In February last year (in what turned into a pretty awful two weeks) my Dad was taken to hospital after becoming very ill. While there he suffered a number of fits and early one Saturday morning my Mom was called by a doctor who said that should he have another fit there was a 50% chance that he would survive it, because his body was so weak. My Mom had to make the decision that should he lose consciousness he wouldn’t be resuscitated. The whole family spent the weekend at his bed side hoping, and praying, that he’d be okay. A week later he was finally well enough to return to the care home.

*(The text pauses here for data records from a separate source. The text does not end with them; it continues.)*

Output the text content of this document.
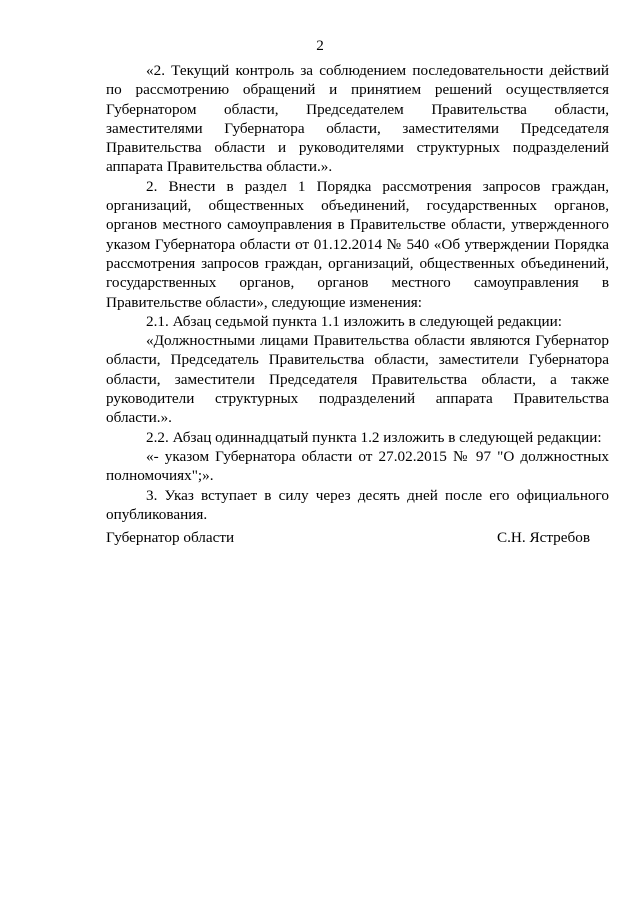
2

«2. Текущий контроль за соблюдением последовательности действий по рассмотрению обращений и принятием решений осуществляется Губернатором области, Председателем Правительства области, заместителями Губернатора области, заместителями Председателя Правительства области и руководителями структурных подразделений аппарата Правительства области.».

2. Внести в раздел 1 Порядка рассмотрения запросов граждан, организаций, общественных объединений, государственных органов, органов местного самоуправления в Правительстве области, утвержденного указом Губернатора области от 01.12.2014 № 540 «Об утверждении Порядка рассмотрения запросов граждан, организаций, общественных объединений, государственных органов, органов местного самоуправления в Правительстве области», следующие изменения:

2.1. Абзац седьмой пункта 1.1 изложить в следующей редакции:

«Должностными лицами Правительства области являются Губернатор области, Председатель Правительства области, заместители Губернатора области, заместители Председателя Правительства области, а также руководители структурных подразделений аппарата Правительства области.».

2.2. Абзац одиннадцатый пункта 1.2 изложить в следующей редакции:

«- указом Губернатора области от 27.02.2015 № 97 "О должностных полномочиях";».

3. Указ вступает в силу через десять дней после его официального опубликования.

Губернатор области	С.Н. Ястребов
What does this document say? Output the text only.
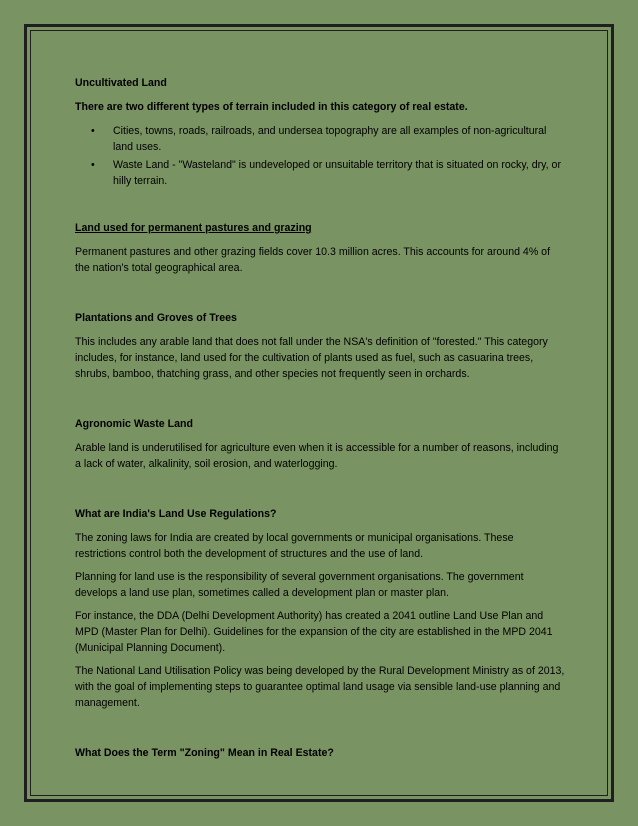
Uncultivated Land
There are two different types of terrain included in this category of real estate.
• Cities, towns, roads, railroads, and undersea topography are all examples of non-agricultural land uses.
• Waste Land - "Wasteland" is undeveloped or unsuitable territory that is situated on rocky, dry, or hilly terrain.
Land used for permanent pastures and grazing

Permanent pastures and other grazing fields cover 10.3 million acres. This accounts for around 4% of the nation's total geographical area.

Plantations and Groves of Trees

This includes any arable land that does not fall under the NSA's definition of "forested." This category includes, for instance, land used for the cultivation of plants used as fuel, such as casuarina trees, shrubs, bamboo, thatching grass, and other species not frequently seen in orchards.

Agronomic Waste Land

Arable land is underutilised for agriculture even when it is accessible for a number of reasons, including a lack of water, alkalinity, soil erosion, and waterlogging.

What are India's Land Use Regulations?

The zoning laws for India are created by local governments or municipal organisations. These restrictions control both the development of structures and the use of land.

Planning for land use is the responsibility of several government organisations. The government develops a land use plan, sometimes called a development plan or master plan.

For instance, the DDA (Delhi Development Authority) has created a 2041 outline Land Use Plan and MPD (Master Plan for Delhi). Guidelines for the expansion of the city are established in the MPD 2041 (Municipal Planning Document).

The National Land Utilisation Policy was being developed by the Rural Development Ministry as of 2013, with the goal of implementing steps to guarantee optimal land usage via sensible land-use planning and management.

What Does the Term "Zoning" Mean in Real Estate?
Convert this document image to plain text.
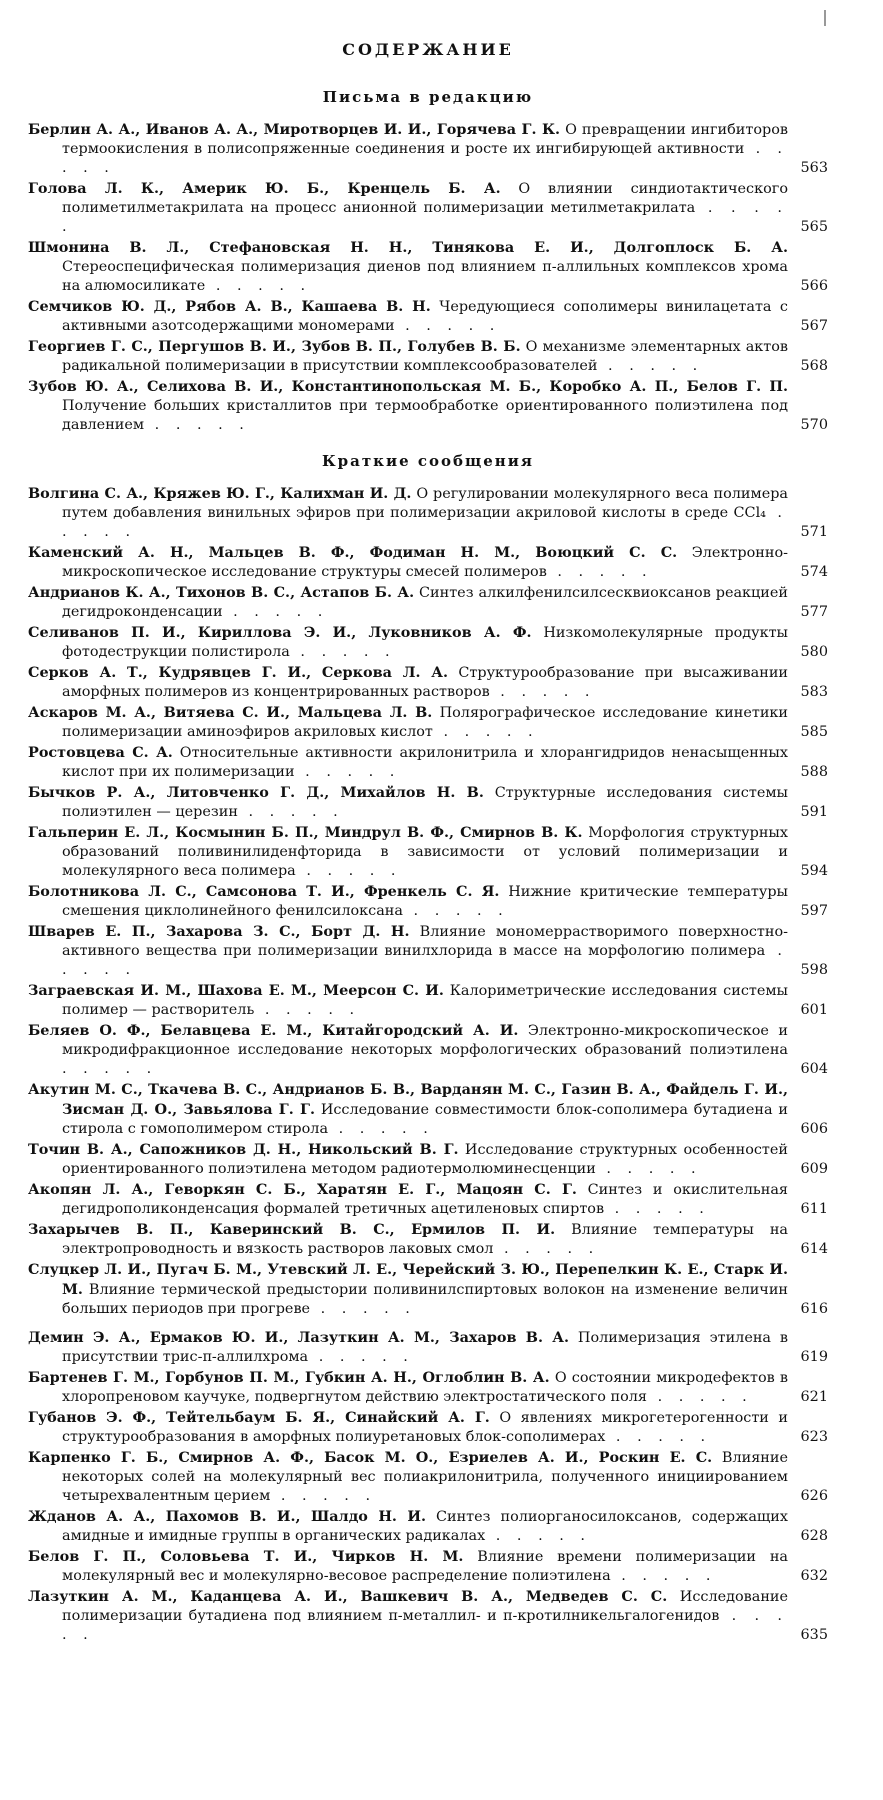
СОДЕРЖАНИЕ
Письма в редакцию
Берлин А. А., Иванов А. А., Миротворцев И. И., Горячева Г. К. О превращении ингибиторов термоокисления в полисопряженные соединения и росте их ингибирующей активности . . . . .	563
Голова Л. К., Америк Ю. Б., Кренцель Б. А. О влиянии синдиотактического полиметилметакрилата на процесс анионной полимеризации метилметакрилата . . . . .	565
Шмонина В. Л., Стефановская Н. Н., Тинякова Е. И., Долгоплоск Б. А. Стереоспецифическая полимеризация диенов под влиянием π-аллильных комплексов хрома на алюмосиликате . . . . .	566
Семчиков Ю. Д., Рябов А. В., Кашаева В. Н. Чередующиеся сополимеры винилацетата с активными азотсодержащими мономерами . . . . .	567
Георгиев Г. С., Пергушов В. И., Зубов В. П., Голубев В. Б. О механизме элементарных актов радикальной полимеризации в присутствии комплексообразователей . . . . .	568
Зубов Ю. А., Селихова В. И., Константинопольская М. Б., Коробко А. П., Белов Г. П. Получение больших кристаллитов при термообработке ориентированного полиэтилена под давлением . . . . .	570
Краткие сообщения
Волгина С. А., Кряжев Ю. Г., Калихман И. Д. О регулировании молекулярного веса полимера путем добавления винильных эфиров при полимеризации акриловой кислоты в среде CCl₄ . . . . .	571
Каменский А. Н., Мальцев В. Ф., Фодиман Н. М., Воюцкий С. С. Электронно-микроскопическое исследование структуры смесей полимеров . . . . .	574
Андрианов К. А., Тихонов В. С., Астапов Б. А. Синтез алкилфенилсилсесквиоксанов реакцией дегидроконденсации . . . . .	577
Селиванов П. И., Кириллова Э. И., Луковников А. Ф. Низкомолекулярные продукты фотодеструкции полистирола . . . . .	580
Серков А. Т., Кудрявцев Г. И., Серкова Л. А. Структурообразование при высаживании аморфных полимеров из концентрированных растворов . . . . .	583
Аскаров М. А., Витяева С. И., Мальцева Л. В. Полярографическое исследование кинетики полимеризации аминоэфиров акриловых кислот . . . . .	585
Ростовцева С. А. Относительные активности акрилонитрила и хлорангидридов ненасыщенных кислот при их полимеризации . . . . .	588
Бычков Р. А., Литовченко Г. Д., Михайлов Н. В. Структурные исследования системы полиэтилен — церезин . . . . .	591
Гальперин Е. Л., Космынин Б. П., Миндрул В. Ф., Смирнов В. К. Морфология структурных образований поливинилиденфторида в зависимости от условий полимеризации и молекулярного веса полимера . . . . .	594
Болотникова Л. С., Самсонова Т. И., Френкель С. Я. Нижние критические температуры смешения циклолинейного фенилсилоксана . . . . .	597
Шварев Е. П., Захарова З. С., Борт Д. Н. Влияние мономеррастворимого поверхностно-активного вещества при полимеризации винилхлорида в массе на морфологию полимера . . . . .	598
Заграевская И. М., Шахова Е. М., Меерсон С. И. Калориметрические исследования системы полимер — растворитель . . . . .	601
Беляев О. Ф., Белавцева Е. М., Китайгородский А. И. Электронно-микроскопическое и микродифракционное исследование некоторых морфологических образований полиэтилена . . . . .	604
Акутин М. С., Ткачева В. С., Андрианов Б. В., Варданян М. С., Газин В. А., Файдель Г. И., Зисман Д. О., Завьялова Г. Г. Исследование совместимости блок-сополимера бутадиена и стирола с гомополимером стирола . . . . .	606
Точин В. А., Сапожников Д. Н., Никольский В. Г. Исследование структурных особенностей ориентированного полиэтилена методом радиотермолюминесценции . . . . .	609
Акопян Л. А., Геворкян С. Б., Харатян Е. Г., Мацоян С. Г. Синтез и окислительная дегидрополиконденсация формалей третичных ацетиленовых спиртов . . . . .	611
Захарычев В. П., Каверинский В. С., Ермилов П. И. Влияние температуры на электропроводность и вязкость растворов лаковых смол . . . . .	614
Слуцкер Л. И., Пугач Б. М., Утевский Л. Е., Черейский З. Ю., Перепелкин К. Е., Старк И. М. Влияние термической предыстории поливинилспиртовых волокон на изменение величин больших периодов при прогреве . . . . .	616
Демин Э. А., Ермаков Ю. И., Лазуткин А. М., Захаров В. А. Полимеризация этилена в присутствии трис-π-аллилхрома . . . . .	619
Бартенев Г. М., Горбунов П. М., Губкин А. Н., Оглоблин В. А. О состоянии микродефектов в хлоропреновом каучуке, подвергнутом действию электростатического поля . . . . .	621
Губанов Э. Ф., Тейтельбаум Б. Я., Синайский А. Г. О явлениях микрогетерогенности и структурообразования в аморфных полиуретановых блок-сополимерах . . . . .	623
Карпенко Г. Б., Смирнов А. Ф., Басок М. О., Езриелев А. И., Роскин Е. С. Влияние некоторых солей на молекулярный вес полиакрилонитрила, полученного инициированием четырехвалентным церием . . . . .	626
Жданов А. А., Пахомов В. И., Шалдо Н. И. Синтез полиорганосилоксанов, содержащих амидные и имидные группы в органических радикалах . . . . .	628
Белов Г. П., Соловьева Т. И., Чирков Н. М. Влияние времени полимеризации на молекулярный вес и молекулярно-весовое распределение полиэтилена . . . . .	632
Лазуткин А. М., Каданцева А. И., Вашкевич В. А., Медведев С. С. Исследование полимеризации бутадиена под влиянием π-металлил- и π-кротилникельгалогенидов . . . . .	635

So this weekend we all went to see him in the care home to take birthday cards and some of his favourite Turkish Delights. At one point my sister mentioned that before that last year’s scare we all agreed that, as harsh as it sounds, it would be better for him not to live with dementia. Yet as soon as we thought we might loose him all we wanted was to see him get better.

While we were at the care home on Sunday and with all his family around him, he had another fit. Honestly, I was petrified. I tried hard not to let myself get upset for fear of the domino affect on my Mom and sister. The nurses tended to him and he was thankfully okay. They later told us that the last one he’d had was almost exactly a year ago.

It reminded me just how much of a strain it can be to see a member of your family suffer from dementia. To me, it feels like my Dad has already gone but that we haven’t had chance to say good bye yet. It’s painful to look at the frail shell that physically is your father but mentally a complete stranger.

Sometimes I like to think that seeing as my Dad is a young dementia sufferer there might just be a cure before his time is up, and I’ll get my Dad back. I know that won’t happen unless dementia gets the attention, and funding it needs though. Organisations like the Alzheimer’s Research Trust are looking for ways to combat dementia in it’s various forms but compared to cancer there is a massive shortfall in the amount of money spent on dementia research.

I know there’s a ‘crunch’ on but if you have a few quid in your pocket, will you do me and millions of others a favour? Give it to the Alzheimer’s Research Trust and help us to fight this horrible disease.





One response to “Talking about it, because it helps.”

  1. George Julian Avatar

    Thanks for this post – it’s really hard to watch a family member live with an illness, especially when there is nothing that you can do to change it or cure it. Thanks for sharing it though, I’d agree with Linda – things are always better once shared. ps Thanks for introducing SOTM into my life!